Hacker News — vinext + Cloudflare Workers

new
past
show
ask
show
jobs
submit

▲A Tiny Compiler for Data-Parallel Kernels (healeycodes.com)

50 points by healeycodes 2 days ago | 5 comments

RossBencina 21 hours ago [-]

> Can different iterations of this loop run independently?

I'm not a compiler guy, but vectorisation algorithms typically analyze loop-carried dependencies and can vectorise loops that are not trivially data parallel as is the case in the post. Allen & Kennedy (MK, 2002) discusses the classical methods.

Here's an example, I'm not sure whether the post's algorithm would handle it:

  phase = 0.0
  inc = 0.12345678899

  for i in [0, n):
    out[i] = table[phase % TABLE_LEN]
    phase = phase + inc

Assuming n%4 == 0, this can be trivially 4 lane vectorised as:

  phasev = [phase, phase+inc, phase+inc+inc, phase+inc+inc+inc]
  incv = [inc, inc, inc, inc]

  for i in [0, n) step 4:
    out[i..i+3] = table[phasev % TABLE_LEN]
    phasev = phasev + incv

When I read Allan and Kennedy my impression was that vectorising arbitrary imperative code is a much harder problem than designing a language that only allows for vectorisable constructs to be expressed in the first place.

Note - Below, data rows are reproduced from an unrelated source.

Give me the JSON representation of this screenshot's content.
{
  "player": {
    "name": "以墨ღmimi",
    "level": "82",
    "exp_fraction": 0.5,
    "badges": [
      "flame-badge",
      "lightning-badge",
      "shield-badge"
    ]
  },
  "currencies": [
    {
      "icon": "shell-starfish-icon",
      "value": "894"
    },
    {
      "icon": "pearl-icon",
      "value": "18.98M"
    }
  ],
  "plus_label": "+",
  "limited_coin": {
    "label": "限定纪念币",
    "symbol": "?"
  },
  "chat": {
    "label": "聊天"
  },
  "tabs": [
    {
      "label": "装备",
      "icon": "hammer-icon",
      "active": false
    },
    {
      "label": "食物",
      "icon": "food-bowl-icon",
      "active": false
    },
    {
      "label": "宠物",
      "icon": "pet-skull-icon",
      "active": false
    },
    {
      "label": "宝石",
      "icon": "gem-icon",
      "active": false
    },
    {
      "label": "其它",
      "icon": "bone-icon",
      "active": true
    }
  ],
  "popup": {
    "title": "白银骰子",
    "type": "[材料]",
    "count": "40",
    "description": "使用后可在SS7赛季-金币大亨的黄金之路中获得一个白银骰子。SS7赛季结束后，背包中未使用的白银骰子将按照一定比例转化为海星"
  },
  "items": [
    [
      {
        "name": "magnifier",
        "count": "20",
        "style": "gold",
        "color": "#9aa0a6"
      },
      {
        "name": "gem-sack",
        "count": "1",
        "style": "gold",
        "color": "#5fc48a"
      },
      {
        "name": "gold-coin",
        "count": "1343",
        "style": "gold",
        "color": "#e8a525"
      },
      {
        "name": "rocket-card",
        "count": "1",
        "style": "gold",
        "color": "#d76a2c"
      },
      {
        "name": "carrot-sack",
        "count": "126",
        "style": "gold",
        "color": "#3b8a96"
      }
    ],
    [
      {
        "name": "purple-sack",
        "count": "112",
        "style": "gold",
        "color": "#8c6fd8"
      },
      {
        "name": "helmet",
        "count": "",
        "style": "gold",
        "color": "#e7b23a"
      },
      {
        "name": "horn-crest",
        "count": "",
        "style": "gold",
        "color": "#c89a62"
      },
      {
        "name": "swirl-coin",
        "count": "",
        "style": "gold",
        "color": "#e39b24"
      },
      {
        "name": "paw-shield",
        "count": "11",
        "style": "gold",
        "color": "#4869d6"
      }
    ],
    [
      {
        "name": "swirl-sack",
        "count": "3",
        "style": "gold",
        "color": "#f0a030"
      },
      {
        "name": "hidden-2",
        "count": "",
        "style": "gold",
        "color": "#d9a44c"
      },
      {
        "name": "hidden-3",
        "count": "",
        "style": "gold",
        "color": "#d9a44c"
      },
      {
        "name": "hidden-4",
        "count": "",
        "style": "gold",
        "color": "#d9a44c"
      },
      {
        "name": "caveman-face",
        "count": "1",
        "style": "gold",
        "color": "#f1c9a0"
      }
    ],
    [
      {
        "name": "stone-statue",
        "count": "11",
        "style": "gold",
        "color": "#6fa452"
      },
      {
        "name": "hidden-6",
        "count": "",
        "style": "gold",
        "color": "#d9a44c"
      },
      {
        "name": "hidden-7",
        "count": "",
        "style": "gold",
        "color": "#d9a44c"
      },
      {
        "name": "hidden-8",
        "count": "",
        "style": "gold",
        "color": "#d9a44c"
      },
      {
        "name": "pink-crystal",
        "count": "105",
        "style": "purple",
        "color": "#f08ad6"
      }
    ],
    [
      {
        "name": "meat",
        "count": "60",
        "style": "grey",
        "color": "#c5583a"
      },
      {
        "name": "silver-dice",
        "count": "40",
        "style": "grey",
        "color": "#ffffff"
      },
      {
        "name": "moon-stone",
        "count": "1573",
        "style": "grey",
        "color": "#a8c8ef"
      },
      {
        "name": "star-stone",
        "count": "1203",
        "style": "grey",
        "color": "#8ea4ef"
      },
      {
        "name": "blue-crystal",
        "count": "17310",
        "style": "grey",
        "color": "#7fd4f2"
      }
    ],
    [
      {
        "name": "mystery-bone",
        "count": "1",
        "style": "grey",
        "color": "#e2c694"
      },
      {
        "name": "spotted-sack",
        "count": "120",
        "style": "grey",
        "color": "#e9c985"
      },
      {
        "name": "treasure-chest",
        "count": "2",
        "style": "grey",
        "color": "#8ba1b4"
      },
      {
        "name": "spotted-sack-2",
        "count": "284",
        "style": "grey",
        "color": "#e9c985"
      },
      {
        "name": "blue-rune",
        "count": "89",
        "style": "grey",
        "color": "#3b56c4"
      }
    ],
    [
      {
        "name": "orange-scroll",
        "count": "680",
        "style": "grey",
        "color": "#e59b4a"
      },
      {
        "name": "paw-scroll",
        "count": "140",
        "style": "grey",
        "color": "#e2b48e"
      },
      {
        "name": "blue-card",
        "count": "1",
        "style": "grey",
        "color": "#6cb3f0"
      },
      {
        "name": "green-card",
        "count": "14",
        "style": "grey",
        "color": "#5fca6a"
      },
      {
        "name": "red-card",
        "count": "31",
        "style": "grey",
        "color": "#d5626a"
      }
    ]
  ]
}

For example maybe it's better to express trivially data parallel kernels as pure functions over buffers and buffer indices. That's how shader programs work isn't it? In my example that would produce different code, requiring a multiplication:

  lambda i: table[(phase0 + i*inc) % TABLE_LEN]

healeycodes 17 hours ago [-]

You're right that my post's algo does not handle this case (it's more of a toy to explain the basic cases).

> When I read Allan and Kennedy my impression was that vectorising arbitrary imperative code is a much harder problem than designing a language that only allows for vectorisable constructs to be expressed in the first place.

Yeah, I buy this.

> In my example that would produce different code, requiring a multiplication:

  lambda i: table[(phase0 + i*inc) % TABLE_LEN]

I think some compilers may lower this without the multiplication.. (e.g. turning it back into an induction variable) but with floats they may not be allowed to, since repeated addition and "phase0 + i*inc" are not strictly equal.

rapatel0 21 hours ago [-]

Look into the Eigen library. They use template meta programming to chain linear algebra operations in a way that the compiler should be able to optimize memory layout and kernels for vector instructions. Might give you some ideas.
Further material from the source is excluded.